Hyperpole in the Le Mans 24 Hours race is a run-off between the fastest 24 of the 62 cars to determine the positions on the starting grid. Generally, it involves the first six qualifiers of each class on the track, amounting to 24 cars, but for this year, only 23 cars will compete in the Hyperpole. It’s because there are only five Hypercar entries, who all progress straight into the half-hour session.

In 2020, Hyperpole was introduced for the first time by the Automobile Club de l'Ouest (ACO) to allow cars to demonstrate pure speed on the 13.626 km long circuit for Le Mans 24 Hours race. The outcome would give the top six places in each class on the starting grid.

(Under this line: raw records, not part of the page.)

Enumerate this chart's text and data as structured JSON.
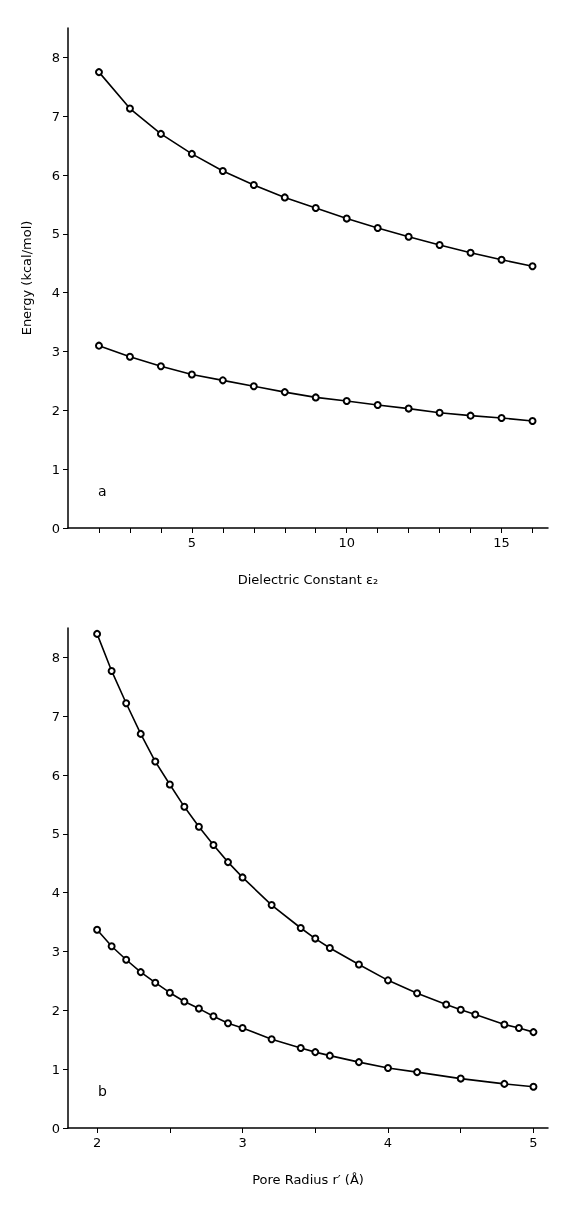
{
  "chart_data": [
    {
      "type": "line",
      "xlabel": "Dielectric Constant ε₂",
      "ylabel": "Energy (kcal/mol)",
      "annotations": [
        "a"
      ],
      "marker": "circle",
      "grid": false,
      "xlim": [
        1,
        16.5
      ],
      "xticks": [
        {
          "value": 2,
          "label": null
        },
        {
          "value": 3,
          "label": null
        },
        {
          "value": 4,
          "label": null
        },
        5,
        {
          "value": 6,
          "label": null
        },
        {
          "value": 7,
          "label": null
        },
        {
          "value": 8,
          "label": null
        },
        {
          "value": 9,
          "label": null
        },
        10,
        {
          "value": 11,
          "label": null
        },
        {
          "value": 12,
          "label": null
        },
        {
          "value": 13,
          "label": null
        },
        {
          "value": 14,
          "label": null
        },
        15,
        {
          "value": 16,
          "label": null
        }
      ],
      "ylim": [
        0,
        8.5
      ],
      "yticks": [
        0,
        1,
        2,
        3,
        4,
        5,
        6,
        7,
        8
      ],
      "x": [
        2,
        3,
        4,
        5,
        6,
        7,
        8,
        9,
        10,
        11,
        12,
        13,
        14,
        15,
        16
      ],
      "series": [
        {
          "color": "#000000",
          "values": [
            7.75,
            7.13,
            6.7,
            6.36,
            6.07,
            5.83,
            5.62,
            5.44,
            5.26,
            5.1,
            4.95,
            4.81,
            4.68,
            4.56,
            4.45
          ]
        },
        {
          "color": "#000000",
          "values": [
            3.1,
            2.91,
            2.75,
            2.61,
            2.51,
            2.41,
            2.31,
            2.22,
            2.16,
            2.09,
            2.03,
            1.96,
            1.91,
            1.87,
            1.82
          ]
        }
      ]
    },
    {
      "type": "line",
      "xlabel": "Pore Radius r′ (Å)",
      "annotations": [
        "b"
      ],
      "marker": "circle",
      "grid": false,
      "xlim": [
        1.8,
        5.1
      ],
      "xticks": [
        2,
        {
          "value": 2.5,
          "label": null
        },
        3,
        {
          "value": 3.5,
          "label": null
        },
        4,
        {
          "value": 4.5,
          "label": null
        },
        5
      ],
      "ylim": [
        0,
        8.5
      ],
      "yticks": [
        0,
        1,
        2,
        3,
        4,
        5,
        6,
        7,
        8
      ],
      "series": [
        {
          "color": "#000000",
          "x": [
            2,
            2.1,
            2.2,
            2.3,
            2.4,
            2.5,
            2.6,
            2.7,
            2.8,
            2.9,
            3,
            3.2,
            3.4,
            3.5,
            3.6,
            3.8,
            4,
            4.2,
            4.4,
            4.5,
            4.6,
            4.8,
            4.9,
            5
          ],
          "values": [
            8.4,
            7.77,
            7.22,
            6.7,
            6.23,
            5.84,
            5.46,
            5.12,
            4.81,
            4.52,
            4.26,
            3.79,
            3.4,
            3.22,
            3.06,
            2.78,
            2.51,
            2.29,
            2.1,
            2.01,
            1.93,
            1.76,
            1.7,
            1.63
          ]
        },
        {
          "color": "#000000",
          "x": [
            2,
            2.1,
            2.2,
            2.3,
            2.4,
            2.5,
            2.6,
            2.7,
            2.8,
            2.9,
            3,
            3.2,
            3.4,
            3.5,
            3.6,
            3.8,
            4,
            4.2,
            4.5,
            4.8,
            5
          ],
          "values": [
            3.37,
            3.09,
            2.86,
            2.65,
            2.47,
            2.3,
            2.15,
            2.03,
            1.9,
            1.78,
            1.7,
            1.51,
            1.36,
            1.29,
            1.23,
            1.12,
            1.02,
            0.95,
            0.84,
            0.75,
            0.7
          ]
        }
      ]
    }
  ]
}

Back then, Pierre Fillon, the President of ACO talked at length about the reasons why Hyperpole was introduced in the first place. He was quoted as saying, “(It will be) guaranteeing two exciting sessions for both drivers and spectators, where all the focus will be on sheer speed in a quest for the perfect lap. Adrenalin, suspense and concentration will be at a max for every team out there.”

“It will be a thrilling prelude to the ensuing 24-hour battle on our iconic 13 km track. Le Mans will once again be a celebration of racing that goes on for several days, and not just a weekend,” he further stated.

Furthermore, during Hyperpole, competitors are free to choose their tyres, but it is limited to eight for the whole session. Also, they are not allowed to return to the pits to refuel while the half-hour session goes on.